At the moment, I don’t see any way to change the role of the VM afterward via script so that my virtual grid meter would take priority.

Another half-baked idea I had was, since everything is integrated into Home Assistant, to artificially set the grid setpoint to –11 kW while the vehicle is charging.

Realistically, as far as I understand it right now, I am left with two (real, updateproof) alternatives:

  1. Relatively easy: connect a Shelly 3EM as a grid meter directly at the utility meter in the garden and send the data to the Cerbo via Wi-Fi, accepting a slower control loop due to the 1 Hz data update rate. The VM would then be completely disabled.

  2. Install the VM directly at the utility meter in the garden, dig up the paved driveway again, and run an Ethernet cable to the existing Wi-Fi mesh access point. How fast would the VM be in that case?
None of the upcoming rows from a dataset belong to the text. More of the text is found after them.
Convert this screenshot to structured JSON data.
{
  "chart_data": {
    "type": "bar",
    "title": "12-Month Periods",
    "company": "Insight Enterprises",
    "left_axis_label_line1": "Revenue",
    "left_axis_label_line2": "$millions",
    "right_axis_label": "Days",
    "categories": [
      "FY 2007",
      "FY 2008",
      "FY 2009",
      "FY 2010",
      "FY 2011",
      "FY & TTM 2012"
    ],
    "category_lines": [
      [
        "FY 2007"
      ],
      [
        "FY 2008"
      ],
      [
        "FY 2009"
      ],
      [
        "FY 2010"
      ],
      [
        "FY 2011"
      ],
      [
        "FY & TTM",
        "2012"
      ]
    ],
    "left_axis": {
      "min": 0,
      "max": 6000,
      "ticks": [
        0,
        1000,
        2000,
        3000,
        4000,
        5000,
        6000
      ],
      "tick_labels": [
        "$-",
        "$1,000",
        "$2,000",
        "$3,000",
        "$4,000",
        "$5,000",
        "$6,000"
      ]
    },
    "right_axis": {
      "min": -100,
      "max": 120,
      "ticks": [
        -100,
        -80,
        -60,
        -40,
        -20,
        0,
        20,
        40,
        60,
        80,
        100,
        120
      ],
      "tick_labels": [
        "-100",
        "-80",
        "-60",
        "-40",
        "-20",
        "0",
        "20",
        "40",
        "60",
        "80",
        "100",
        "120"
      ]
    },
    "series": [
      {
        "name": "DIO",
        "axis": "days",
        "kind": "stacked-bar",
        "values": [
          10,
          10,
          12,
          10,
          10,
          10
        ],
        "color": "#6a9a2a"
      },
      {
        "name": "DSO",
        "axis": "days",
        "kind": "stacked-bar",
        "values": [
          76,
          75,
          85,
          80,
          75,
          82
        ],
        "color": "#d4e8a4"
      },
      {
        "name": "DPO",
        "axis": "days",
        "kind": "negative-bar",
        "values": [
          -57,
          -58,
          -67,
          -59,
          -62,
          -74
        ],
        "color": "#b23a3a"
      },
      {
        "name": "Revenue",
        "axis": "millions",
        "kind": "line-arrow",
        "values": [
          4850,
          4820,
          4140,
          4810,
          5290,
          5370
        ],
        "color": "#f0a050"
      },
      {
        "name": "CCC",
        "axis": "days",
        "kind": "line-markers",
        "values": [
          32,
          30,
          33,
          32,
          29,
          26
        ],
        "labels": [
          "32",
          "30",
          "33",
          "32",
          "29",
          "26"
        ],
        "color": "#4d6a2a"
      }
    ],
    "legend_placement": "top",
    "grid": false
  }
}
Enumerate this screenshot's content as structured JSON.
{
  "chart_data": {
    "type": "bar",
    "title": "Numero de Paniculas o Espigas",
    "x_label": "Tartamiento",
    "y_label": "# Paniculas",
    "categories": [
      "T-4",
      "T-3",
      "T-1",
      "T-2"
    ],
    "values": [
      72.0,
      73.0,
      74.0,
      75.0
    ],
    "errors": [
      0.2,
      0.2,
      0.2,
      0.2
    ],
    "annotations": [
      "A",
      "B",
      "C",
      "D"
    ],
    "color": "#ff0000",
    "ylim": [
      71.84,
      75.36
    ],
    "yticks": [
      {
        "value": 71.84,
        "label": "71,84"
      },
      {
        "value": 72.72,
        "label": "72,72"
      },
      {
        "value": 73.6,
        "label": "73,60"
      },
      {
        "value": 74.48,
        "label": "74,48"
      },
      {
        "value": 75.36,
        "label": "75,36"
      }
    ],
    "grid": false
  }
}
When building the ESS, the update rate of the VM via VE.Can was the decisive factor for me. Switching now to a “slower” concept with additional effort is, of course, a weak compromise. In general, I am a complete beginner and also don’t know how fast the MultiPlus units actually regulate. However, when I switch on my sauna with a 7.2 kW load, these additional 7.2 kW are drawn from the battery within roughly 1.5 seconds, which really surprised me.

Alternative 3: My garage is also 50 meters away from the house, and I can’t run an Ethernet cable there because there is third-party property in between. However, I do have a three-phase power cable running between the house and the garage - like you. To connect my wallbox to my network, I installed a socket on the same phase at both the beginning and the end of the cable. I plugged a Powerline adapter into each, which provides a sufficiently stable network connection over the 55m power cable.

This way, you could install your VM (Power Meter) directly at the main connection in the garden nearby and including your wallbox. And save yourself all the other effort—provided I understood correctly and your main power connection is located at the front by the wallbox.